Indirect impacts of climate change on water resources are likely to occur due to: (1) pressure on ecosystems and biodiversity and subsequent changes, e.g. changes in favoured forest/tree species, desertification (Amadore et al. 1996); (2) demographic changes as populations are displaced, including the resultant increase in urbanisation; (3) changes to agro-ecosystems and implications for food security (World Bank 2000; Hanna 2013); (4) potential for contamination of water resources as changes/pressures occur, e.g. changes to runoff and sedimentation under changed precipitation intensity, frequency and locations; changing sanitation patterns/practice and public health with demographic and temperature change (Singh et al. 2001; Miller et al. 2013); and (5) sea level rise (WHO & SOPAC, 2009).
The global mean sea level is projected to rise by 40 to 63 centimetres by the year 2100, mainly due to thermal expansion of the ocean (IPCC 2013a), with some estimates of up to an 88 centimetre sea level rise in the Pacific island countries by 2100 (Miller et al. 2013). Sea level rise is predicted to have significant impacts in four main areas: (1) coastal wetland change (Ellison 2009); (2) increased coastal flooding (Pittock et al. 1996); (3) increased coastal erosion (Leatherman 1996); and (4) saltwater intrusion into estuaries, deltas and groundwater (McLeod et al. 2010; Chui & Terry 2013; Morgan & Werner 2014). Reduction in the size of individual islands as a result of sea level rise is likely to reduce the size of the freshwater lens on atolls by as much as 29% (World Bank 2000), above and beyond any changes in recharge rates due to changes in precipitation.
b. Non-climatic threats to water resources
Beyond the impacts of climate change, it is clear that human activities also threaten the condition of water resources in PIC communities. Impacts from practices of animal husbandry, certain sanitation systems (and their maintenance) and other forms of waste threaten the condition and usability of groundwater and surface water resources in some settings. It is also evident that processes around natural soil and volcanic action (Ohtsuka et al. 1985; Fujioka et al. 1999; Cronin & Sharp 2002) and agricultural chemicals (van der Velde et al. 2007; Wen 2011) continue to threaten water resource quality, however there remains scant knowledge on approaches to address these threats in Pacific Island Countries (Heitz et al. 2000).

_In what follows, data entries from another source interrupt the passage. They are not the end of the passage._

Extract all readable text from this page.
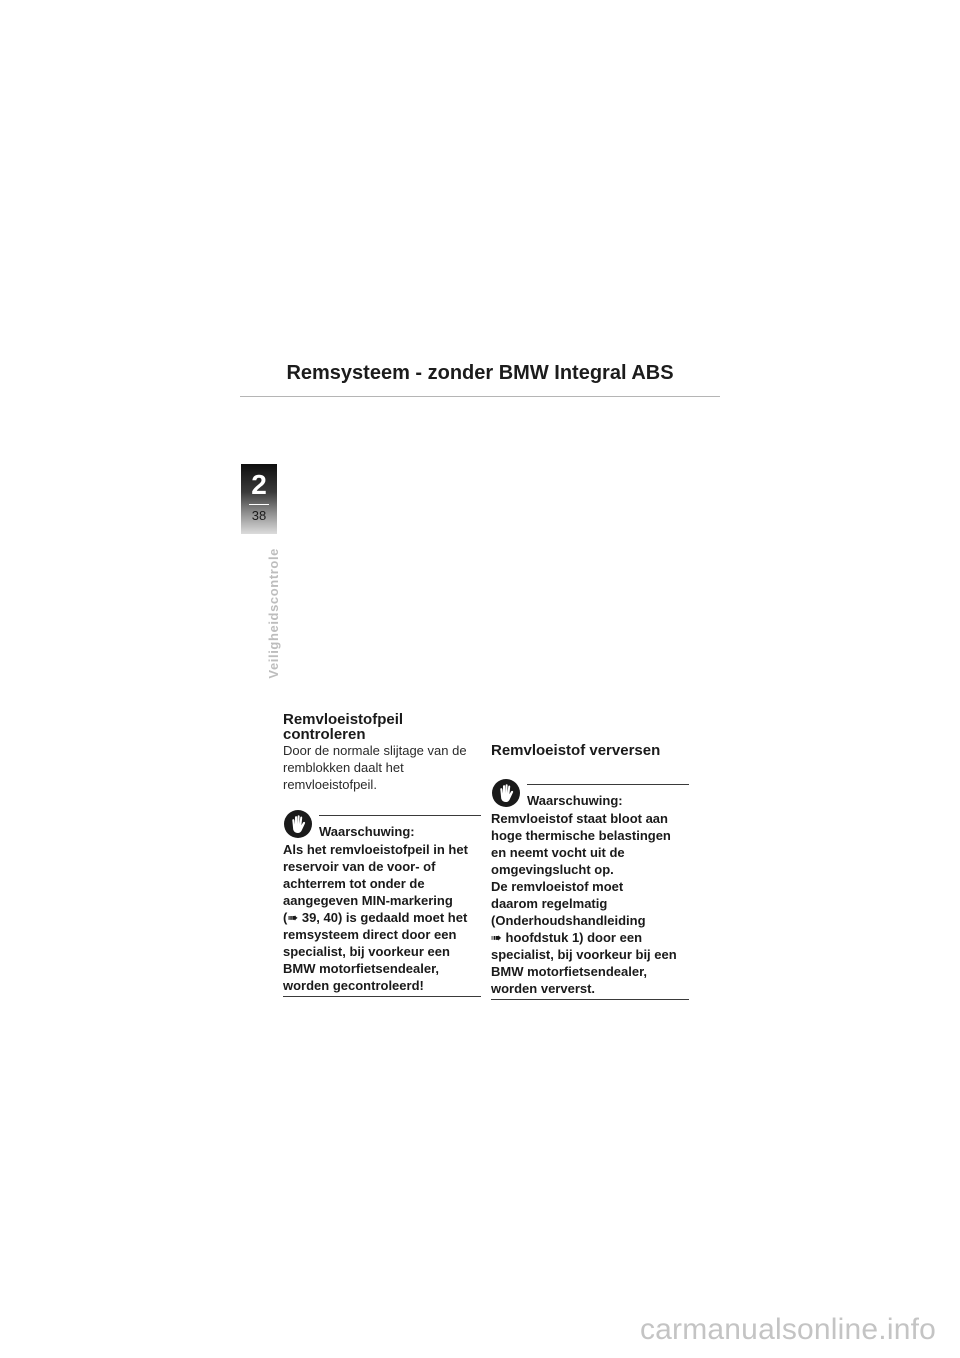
Remsysteem - zonder BMW Integral ABS
2
38
Veiligheidscontrole
Remvloeistofpeil
controleren

Door de normale slijtage van de
remblokken daalt het
remvloeistofpeil.

Waarschuwing:

Als het remvloeistofpeil in het
reservoir van de voor- of
achterrem tot onder de
aangegeven MIN-markering
(➠ 39, 40) is gedaald moet het
remsysteem direct door een
specialist, bij voorkeur een
BMW motorfietsendealer,
worden gecontroleerd!

Remvloeistof verversen
Waarschuwing:

Remvloeistof staat bloot aan
hoge thermische belastingen
en neemt vocht uit de
omgevingslucht op.
De remvloeistof moet
daarom regelmatig
(Onderhoudshandleiding
➠ hoofdstuk 1) door een
specialist, bij voorkeur bij een
BMW motorfietsendealer,
worden ververst.

carmanualsonline.info
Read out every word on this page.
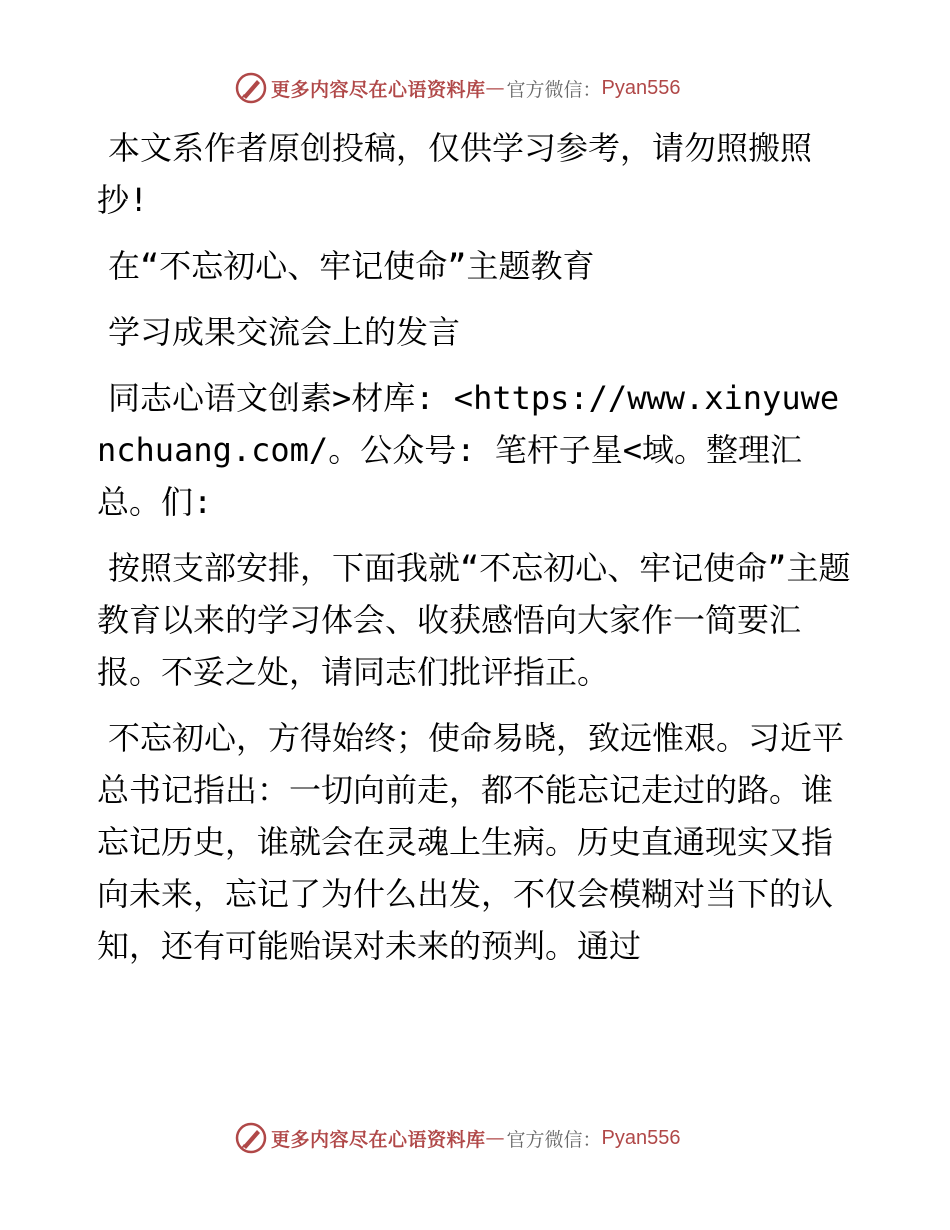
更多内容尽在心语资料库 — 官方微信： Pyan556

本文系作者原创投稿，仅供学习参考，请勿照搬照抄!

在“不忘初心、牢记使命”主题教育

学习成果交流会上的发言

同志心语文创素>材库: <https://www.xinyuwenchuang.com/。公众号: 笔杆子星<域。整理汇总。们:

按照支部安排，下面我就“不忘初心、牢记使命”主题教育以来的学习体会、收获感悟向大家作一简要汇报。不妥之处，请同志们批评指正。

不忘初心，方得始终；使命易晓，致远惟艰。习近平总书记指出：一切向前走，都不能忘记走过的路。谁忘记历史，谁就会在灵魂上生病。历史直通现实又指向未来，忘记了为什么出发，不仅会模糊对当下的认知，还有可能贻误对未来的预判。通过

更多内容尽在心语资料库 — 官方微信： Pyan556
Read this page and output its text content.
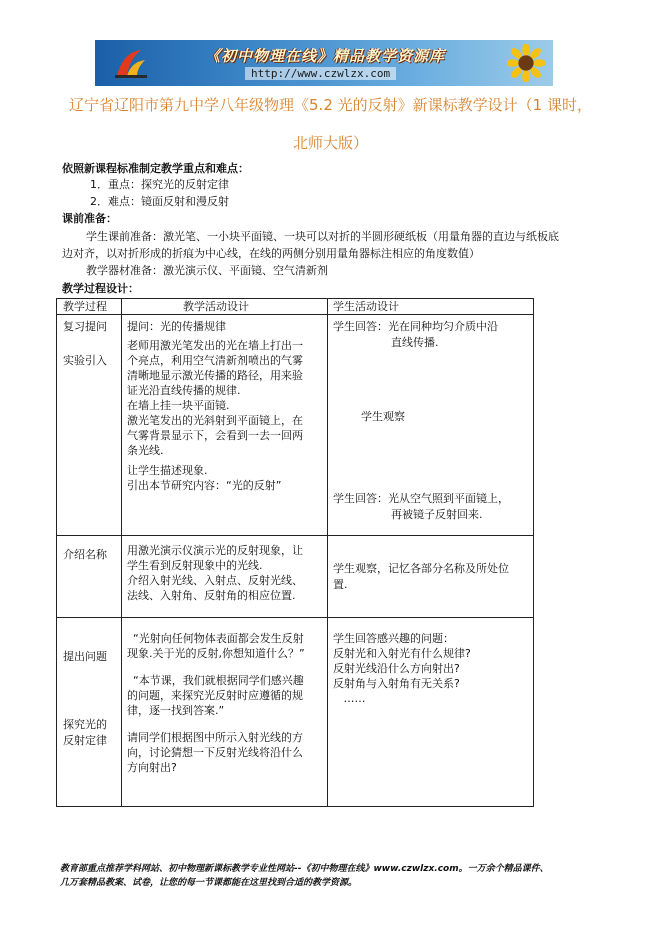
《初中物理在线》精品教学资源库
http://www.czwlzx.com
辽宁省辽阳市第九中学八年级物理《5.2 光的反射》新课标教学设计（1 课时，
北师大版）
依照新课程标准制定教学重点和难点：
1．重点：探究光的反射定律
2．难点：镜面反射和漫反射
课前准备：
学生课前准备：激光笔、一小块平面镜、一块可以对折的半圆形硬纸板（用量角器的直边与纸板底
边对齐，以对折形成的折痕为中心线，在线的两侧分别用量角器标注相应的角度数值）
教学器材准备：激光演示仪、平面镜、空气清新剂
教学过程设计：
教学过程	教学活动设计	学生活动设计
复习提问
实验引入

提问：光的传播规律

老师用激光笔发出的光在墙上打出一

个亮点，利用空气清新剂喷出的气雾

清晰地显示激光传播的路径，用来验

证光沿直线传播的规律.

在墙上挂一块平面镜.

激光笔发出的光斜射到平面镜上，在

气雾背景显示下，会看到一去一回两

条光线.

让学生描述现象.

引出本节研究内容：“光的反射”

学生回答：光在同种均匀介质中沿
直线传播.
学生观察
学生回答：光从空气照到平面镜上，
再被镜子反射回来.
介绍名称 用激光演示仪演示光的反射现象，让

学生看到反射现象中的光线.

介绍入射光线、入射点、反射光线、

法线、入射角、反射角的相应位置.

学生观察，记忆各部分名称及所处位
置.
提出问题
探究光的
反射定律

“光射向任何物体表面都会发生反射

现象.关于光的反射,你想知道什么？”

“本节课，我们就根据同学们感兴趣

的问题，来探究光反射时应遵循的规

律，逐一找到答案.”

请同学们根据图中所示入射光线的方

向，讨论猜想一下反射光线将沿什么

方向射出?

学生回答感兴趣的问题：

反射光和入射光有什么规律?

反射光线沿什么方向射出?

反射角与入射角有无关系?

……

教育部重点推荐学科网站、初中物理新课标教学专业性网站--《初中物理在线》www.czwlzx.com。一万余个精品课件、
几万套精品教案、试卷，让您的每一节课都能在这里找到合适的教学资源。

While pig rearing has become a pillar of food security and income generation in many PIC communities, it simultaneously presents a substantial public health risk, with faecal sludge management endangering the quality of ground and surface water sources, and introducing new infectious diseases that are transmissible from animals to people (Terry & Khatri 2009). Other sources of environmental pollution, especially from sanitation (Duwig et al. 1998; Wen 2011; Fujita et al. 2013) and solid waste management (Carden 2003), also represent an ongoing threat to water quality. Bottomless septic tanks and pit toilets have been implicated in faecal pollution (Fujita et al. 2013; Fujita et al. 2014), although there was little research on the environmental impacts of open defecation, a common practice in many PICs. Despite the concerns, there is very little evidence linking poor sanitation practice to environmental contamination or human health outcomes.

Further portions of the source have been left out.